In the future, Chrome may identify sites that typically load fast or slow for users with clear badging. This may take a number of forms and we plan to experiment with different options, to determine which provides the most value to our users.  – Chromium Blog

The Chrome team is experimenting with multiple “surfaces” like loading/splash screens, progress bars, and context menus for links. This means that not just text information and static badges, but also differentiation in loading animations and bars. An example comparison between slow and fast pages on a mobile device can be seen below:

badges for fast and slow loading pages in chrome

Comparison example between slow and fast loading pages

Speed Shaming Badges and SEO

Just because this is a project by the Chrome team doesn’t mean Search isn’t connected. In fact, page speed is a very important signal and managing it is part of typical SEO best practices. This badging project is in conjunction with other attempts being made by Google to better label the quality of their users’ experiences. Be sure to check out our page speed best practices, a more comprehensive overview from the Google Developers’ guide, or even the open-source Lighthouse development tool.

Of course, for a quick analysis of your own website just head over to the PageSpeed Insights tool from Google. In the end, the purpose of this badging is to “reward” fast sites and alternatively to warn users against visiting slower, less optimized sites. While this could certainly impact click-through rates, Google hasn’t identified how fast pages may be rewarded.

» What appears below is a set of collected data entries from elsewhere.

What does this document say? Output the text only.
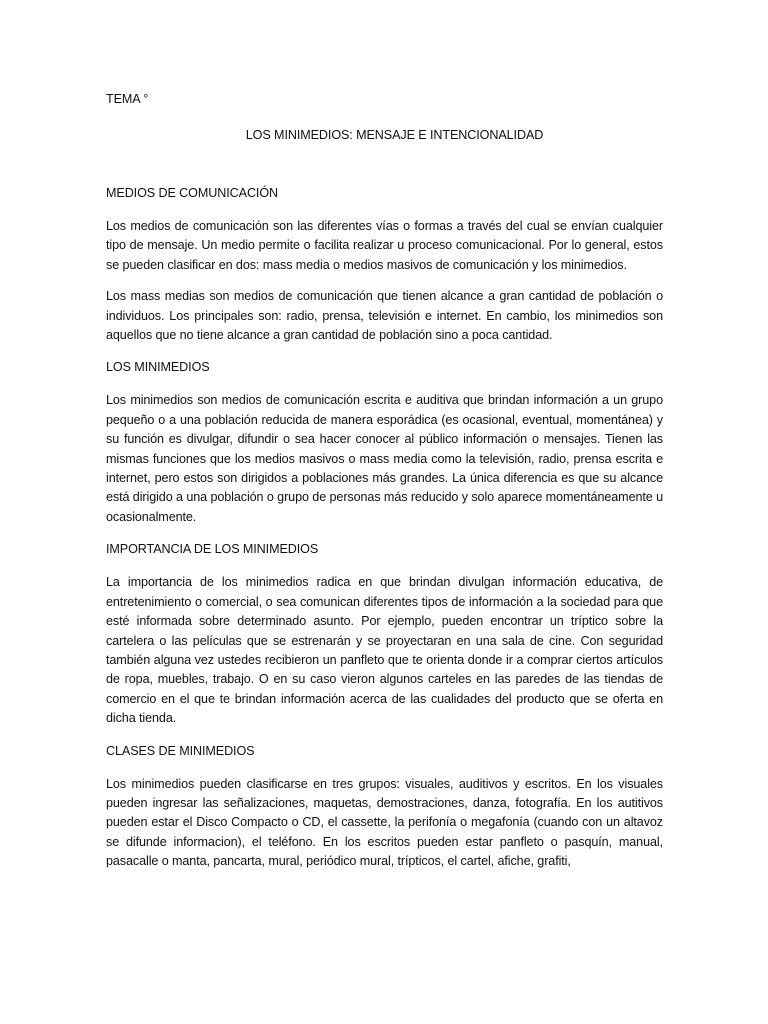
TEMA °

LOS MINIMEDIOS: MENSAJE E INTENCIONALIDAD

MEDIOS DE COMUNICACIÓN

Los medios de comunicación son las diferentes vías o formas a través del cual se envían cualquier tipo de mensaje. Un medio permite o facilita realizar u proceso comunicacional. Por lo general, estos se pueden clasificar en dos: mass media o medios masivos de comunicación y los minimedios.

Los mass medias son medios de comunicación que tienen alcance a gran cantidad de población o individuos. Los principales son: radio, prensa, televisión e internet. En cambio, los minimedios son aquellos que no tiene alcance a gran cantidad de población sino a poca cantidad.

LOS MINIMEDIOS

Los minimedios son medios de comunicación escrita e auditiva que brindan información a un grupo pequeño o a una población reducida de manera esporádica (es ocasional, eventual, momentánea) y su función es divulgar, difundir o sea hacer conocer al público información o mensajes. Tienen las mismas funciones que los medios masivos o mass media como la televisión, radio, prensa escrita e internet, pero estos son dirigidos a poblaciones más grandes. La única diferencia es que su alcance está dirigido a una población o grupo de personas más reducido y solo aparece momentáneamente u ocasionalmente.

IMPORTANCIA DE LOS MINIMEDIOS

La importancia de los minimedios radica en que brindan divulgan información educativa, de entretenimiento o comercial, o sea comunican diferentes tipos de información a la sociedad para que esté informada sobre determinado asunto. Por ejemplo, pueden encontrar un tríptico sobre la cartelera o las películas que se estrenarán y se proyectaran en una sala de cine. Con seguridad también alguna vez ustedes recibieron un panfleto que te orienta donde ir a comprar ciertos artículos de ropa, muebles, trabajo. O en su caso vieron algunos carteles en las paredes de las tiendas de comercio en el que te brindan información acerca de las cualidades del producto que se oferta en dicha tienda.

CLASES DE MINIMEDIOS

Los minimedios pueden clasificarse en tres grupos: visuales, auditivos y escritos. En los visuales pueden ingresar las señalizaciones, maquetas, demostraciones, danza, fotografía. En los autitivos pueden estar el Disco Compacto o CD, el cassette, la perifonía o megafonía (cuando con un altavoz se difunde informacion), el teléfono. En los escritos pueden estar panfleto o pasquín, manual, pasacalle o manta, pancarta, mural, periódico mural, trípticos, el cartel, afiche, grafiti,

Google may have touched on direct search implications with their reference to context menus on links. Whether this refers to all links, or just search result links remains to be seen.

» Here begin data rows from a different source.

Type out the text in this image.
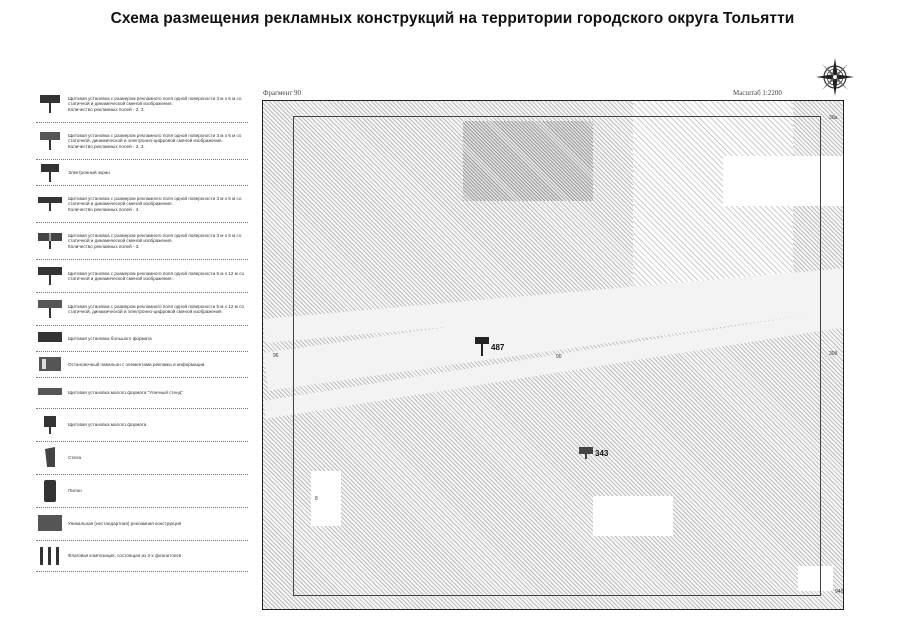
Схема размещения рекламных конструкций на территории городского округа Тольятти
Щитовая установка с размером рекламного поля одной поверхности 3 м х 6 м со статичной и динамической сменой изображения.
Количество рекламных полей - 2, 3.
Щитовая установка с размером рекламного поля одной поверхности 3 м х 6 м со статичной, динамической и электронно-цифровой сменой изображения.
Количество рекламных полей - 2, 3.
Электронный экран
Щитовая установка с размером рекламного поля одной поверхности 3 м х 6 м со статичной и динамической сменой изображения.
Количество рекламных полей - 4.
Щитовая установка с размером рекламного поля одной поверхности 3 м х 6 м со статичной и динамической сменой изображения.
Количество рекламных полей - 3.
Щитовая установка с размером рекламного поля одной поверхности 5 м х 12 м со статичной и динамической сменой изображения.
Щитовая установка с размером рекламного поля одной поверхности 5 м х 12 м со статичной, динамической и электронно-цифровой сменой изображения.
Щитовая установка большого формата
Остановочный павильон с элементами рекламы и информации.
Щитовая установка малого формата "Уличный стенд"
Щитовая установка малого формата
Стела
Пилон
Уникальная (нестандартная) рекламная конструкция
Флаговая композиция, состоящая из 3-х флагштоков
Фрагмент 90	Масштаб 1:2200
30а
30б
96	90
94б
8
487
343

assorted badges to illustrate options

Google has many ways to shame slow pages

Beyond Page Speed Badging

This announcement by Google serves to put web developers and publishers on notice that page speed will not just continue to be, but increase as a significant search signal and critical component of a successful website. Google is determined to reward pages with fast speeds, and we should all take note. Whether your website was secured (using https) became a ranking signal in 2014, though it took 3 years before Chrome started flagging non-https sites as “non-secure”. These pages progressively account for more and more of the first-page search results every year.

One of the keys to ongoing success in digital marketing is to not just keep up to date with the latest news, but ensuring your website is maintaining best practices. Changes like this that Google makes to their products or their search algorithms are designed to improve the quality of the experience of users. Properly optimized pages with original, authoritative content that follow established best practices typically do not feel any significant effects from changes that Google implements.